Medicine complementari in oncologia: i lavori sono aperti!

L’utilizzo di medicine complementari è molto diffuso tra i pazienti in terapia oncologica (si va da un terzo fino alla metà dei malati di cancro mondiali).

L’obiettivo di questa ricerca è di descrivere la prevalenza dell’uso di medicine complementari e visualizzare l’effettivo potenziale di interazione con i trattamenti antitumorali in un centro accademico di oncologia.

Lo studio

È stato condotto uno studio trasversale tra i pazienti sottoposti a trattamento di tumore.

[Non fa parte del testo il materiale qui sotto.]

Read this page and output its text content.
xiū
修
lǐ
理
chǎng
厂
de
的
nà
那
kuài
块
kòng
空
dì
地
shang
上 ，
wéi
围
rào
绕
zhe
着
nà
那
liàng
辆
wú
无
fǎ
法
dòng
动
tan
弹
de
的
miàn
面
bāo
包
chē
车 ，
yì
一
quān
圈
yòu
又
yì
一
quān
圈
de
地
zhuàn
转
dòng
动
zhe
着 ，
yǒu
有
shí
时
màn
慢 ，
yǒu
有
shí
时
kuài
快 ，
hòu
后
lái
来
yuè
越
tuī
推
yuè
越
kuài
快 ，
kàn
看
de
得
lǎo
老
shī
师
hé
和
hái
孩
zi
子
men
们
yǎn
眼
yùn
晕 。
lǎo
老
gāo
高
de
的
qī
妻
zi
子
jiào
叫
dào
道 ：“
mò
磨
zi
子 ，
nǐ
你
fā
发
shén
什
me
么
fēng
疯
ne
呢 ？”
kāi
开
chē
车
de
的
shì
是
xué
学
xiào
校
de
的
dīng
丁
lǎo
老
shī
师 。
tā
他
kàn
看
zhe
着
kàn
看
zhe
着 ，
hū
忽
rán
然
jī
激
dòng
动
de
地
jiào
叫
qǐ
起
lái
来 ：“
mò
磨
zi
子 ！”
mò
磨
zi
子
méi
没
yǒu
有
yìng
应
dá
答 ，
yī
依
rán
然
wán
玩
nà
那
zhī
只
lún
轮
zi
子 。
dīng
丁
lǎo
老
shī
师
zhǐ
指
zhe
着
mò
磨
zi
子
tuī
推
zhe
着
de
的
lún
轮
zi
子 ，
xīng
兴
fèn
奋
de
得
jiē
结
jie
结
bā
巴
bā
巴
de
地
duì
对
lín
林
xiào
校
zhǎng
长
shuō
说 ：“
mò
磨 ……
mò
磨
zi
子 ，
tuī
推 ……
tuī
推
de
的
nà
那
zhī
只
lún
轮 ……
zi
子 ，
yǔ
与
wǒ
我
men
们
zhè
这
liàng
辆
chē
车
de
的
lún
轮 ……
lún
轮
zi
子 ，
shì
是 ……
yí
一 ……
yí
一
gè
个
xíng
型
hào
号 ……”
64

Tra 132 pazienti inclusi, il 56% aveva usato delle medicine complementari a partire dalla diagnosi del cancro e il 45% le stava usando durante il trattamento del cancro al momento del sondaggio.

I principali metodi utilizzati erano tè verde (35%), tisana (35%), omeopatia (27%), integratori alimentari (27%) e medicinali a base di erbe (27%).

Una piccola maggioranza di pazienti (58%) ne ha parlato spontaneamente col proprio oncologo.

Lo studio mostra, in conclusione, una netta rilevanza dell’uso delle medicine complementari durante le terapie oncologiche (circa il 45% dei pazienti trattati).

Pertanto, il ruolo dell’oncologo e di altri medici è essenziale per comprendere le ragioni che spingono i pazienti ad usare queste alternative in modo da poterli meglio indirizzare, prevenendo eventuali interazioni o effetti collaterali con la cura in corso, se ve ne fossero.

E’ necessario quindi promuovere una strategia di farmacovigilanza attiva per le medicine complementari che aiutino a generare prove migliori, ad esempio documentando sia la presenza che l’assenza di problemi durante l’uso di queste e incoraggiando i pazienti a contribuire segnalandone l’uso e gli eventuali effetti collaterali.

Sarebbe inoltre utile erogare agli operatori sanitari un’ istruzione sufficiente e strumenti specifici per aiutare i pazienti. L’oncologo potrebbe così avere gli strumenti per indirizzare, date le condizioni specifiche di ogni paziente e i sintomi individuali, verso la cura migliore per il loro caso.

Poichè tali strumenti presentano limiti pratici (ad esempio il vasto numero di sostanze e i rapidi progressi nei trattamenti oncologici) è necessario sviluppare centri di medicina integrativa nei servizi di oncologia per promuovere la collaborazione interdisciplinare tra pazienti, medici, oncologi e ricercatori specializzati in questo campo.